A lot of the Ivory and Ebony comparisons don't look at the type of family life that each has grown up in, and I think family life has a lot to do with how you respond in relationships. You could grow up seeing your mom being the bossier figure in a relationship and have that same appeal to men you're dating and if they end up being bossier than you, depending on your personality you could remain or be attracted to the fact that no one has ever been bossier than you. It's environment and family that have major effect on relationships and different races do have different environments and family lifestyles.

That being said, Black people in general need to work on relationships inside their race and outside their race. People, in general, need to work on relationships. Ebony, Ivory, Black Man, White Man, Pink Man, Red Man. We need to cater to each other, communicate better, and listen to each other. Break the stereotypes, don't continue to feed into them.

1 comment:

  1. As familiar as I am with the article you're referring to, I feel you low-balled on this one. The

    whole time reading I felt like you had more to say. Don't hold back, say it and though you may or

    may not have you do an excellent job at leaving the issue open for further discussion.

    I can't say that I'm offended or feel slighted at the observation of the mind state of today's

    female being less vocal than it has been in the past. It can be that they are still as outspoken as

    they once were but the relevant parties involved no longer care or just haven't been paying enough

    attention. Nothing wrong with the transmitter, just the reception.

    If something is repetitive (read nagging), it's usually because the issue itself is incomplete.

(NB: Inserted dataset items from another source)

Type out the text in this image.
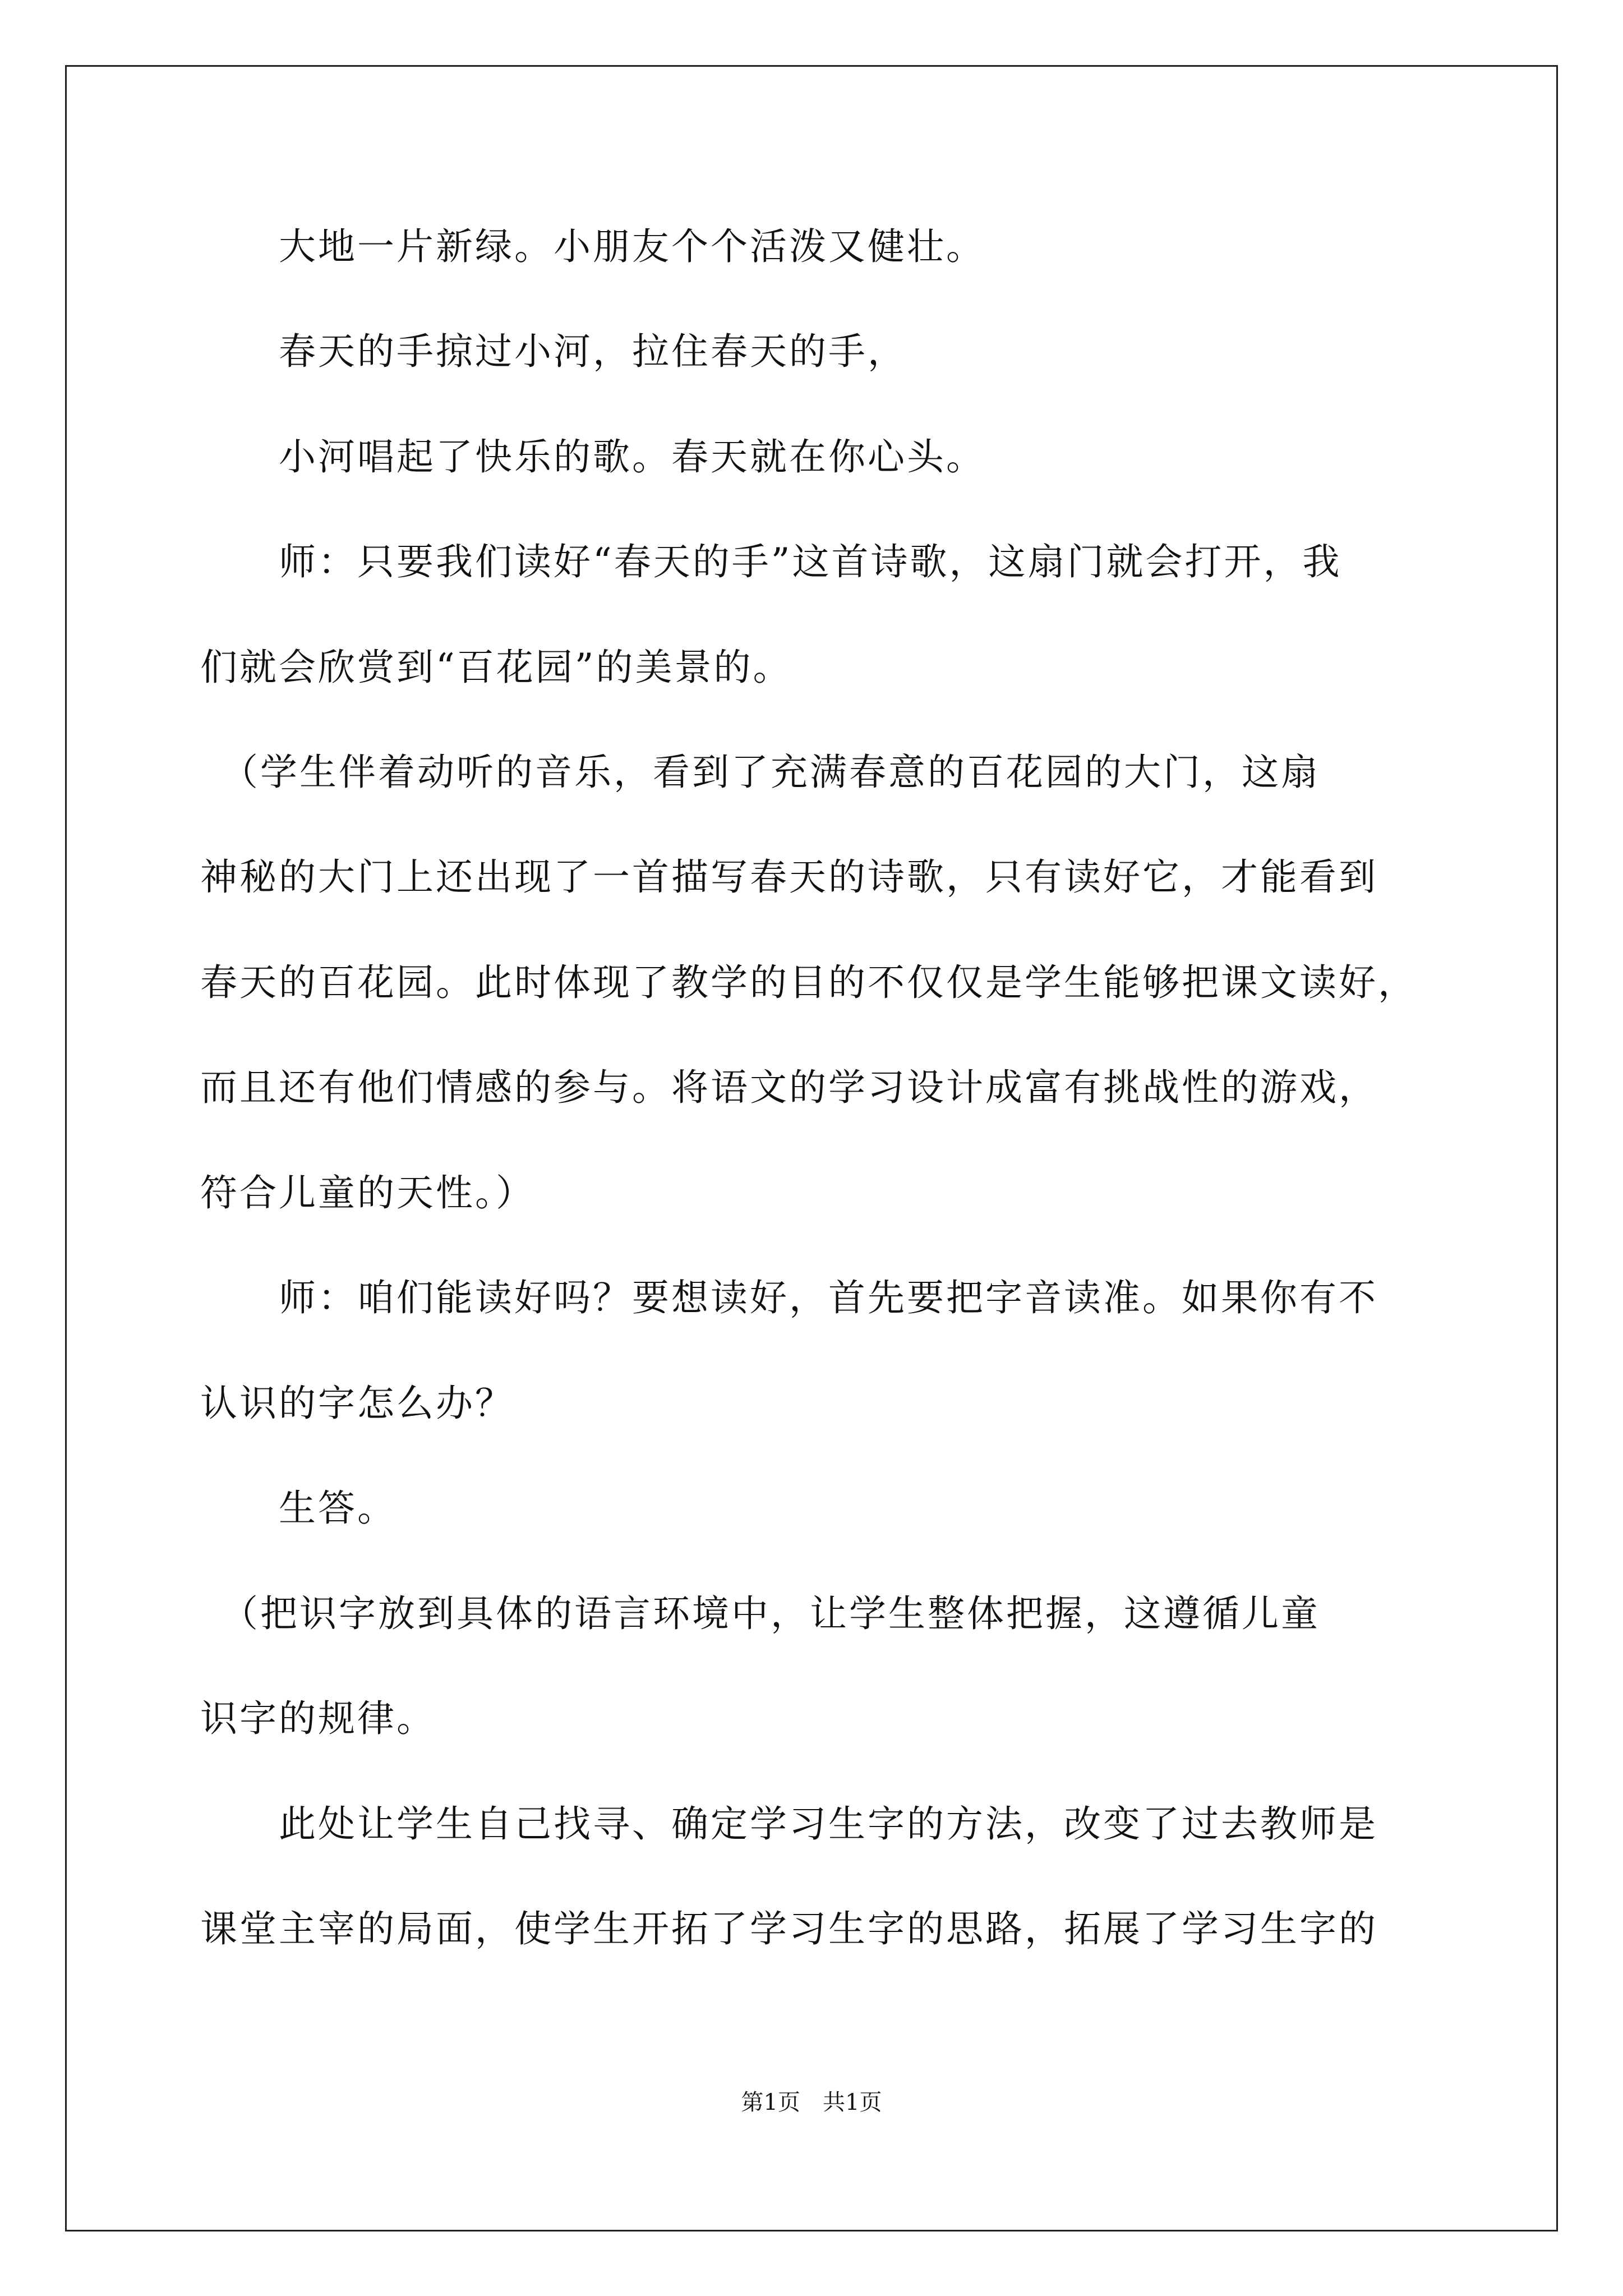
　　大地一片新绿。小朋友个个活泼又健壮。

　　春天的手掠过小河，拉住春天的手，

　　小河唱起了快乐的歌。春天就在你心头。

　　师：只要我们读好“春天的手”这首诗歌，这扇门就会打开，我

们就会欣赏到“百花园”的美景的。

　（学生伴着动听的音乐，看到了充满春意的百花园的大门，这扇

神秘的大门上还出现了一首描写春天的诗歌，只有读好它，才能看到

春天的百花园。此时体现了教学的目的不仅仅是学生能够把课文读好，

而且还有他们情感的参与。将语文的学习设计成富有挑战性的游戏，

符合儿童的天性。）

　　师：咱们能读好吗？要想读好，首先要把字音读准。如果你有不

认识的字怎么办？

　　生答。

　（把识字放到具体的语言环境中，让学生整体把握，这遵循儿童

识字的规律。

　　此处让学生自己找寻、确定学习生字的方法，改变了过去教师是

课堂主宰的局面，使学生开拓了学习生字的思路，拓展了学习生字的

第1页　共1页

    Whether it be in its description or its resolution, there are elements left to be addressed before

    it's fixed/acknowledged. As long as the human being has existed there really hasn't been many things

    related to relations that hasn't occured already. New strategies and valuables have arisen that make

    the situation seem undisputed.

    Society has deemed it a neccessity for the female to appear to be the weaker sex. Although there is

    data that support differentiating claims of intelligence, intellect or just the basic ability to

    absorb information, results may vary. Which leads me to believe that it doesn't matter the sex, it's

    really the person themself. How one deals with the communicative properties of relationship is a

    collection of populace, chemical balance in the brain, and past experience. The strongest of these

    is the latter, which is determined by history of family interaction. The first few years of a

    person's life is one indication of how someone's life is spent. The relevance of ancestry (parents &

    grandparents) effects a person throughout life, acknowledged or not.

    The mindset of humans can be the most beneficial or most detrimental to the future their own

    existence. Selfish by nature, selfless by nurture, humans' approach to a problem is about choice.

    People by majority choose to remain in relationships positive or negative. Black, white, red, green,

    pigmentation doesn't change how a brain operates, it may only differ the action taken depending on

    routine thinking process.

    Your last paragraph put it best: Scapegoating is temporary and leads to no real end. It's just as

    you wrote that people, in general,need to work on relationships. If someone's not promoting the

    emendment of the human race but the conservation of stereotypes, they should stop complaining or be

    ignored.

    Pizza taste better when it's not spoon-fed anyway.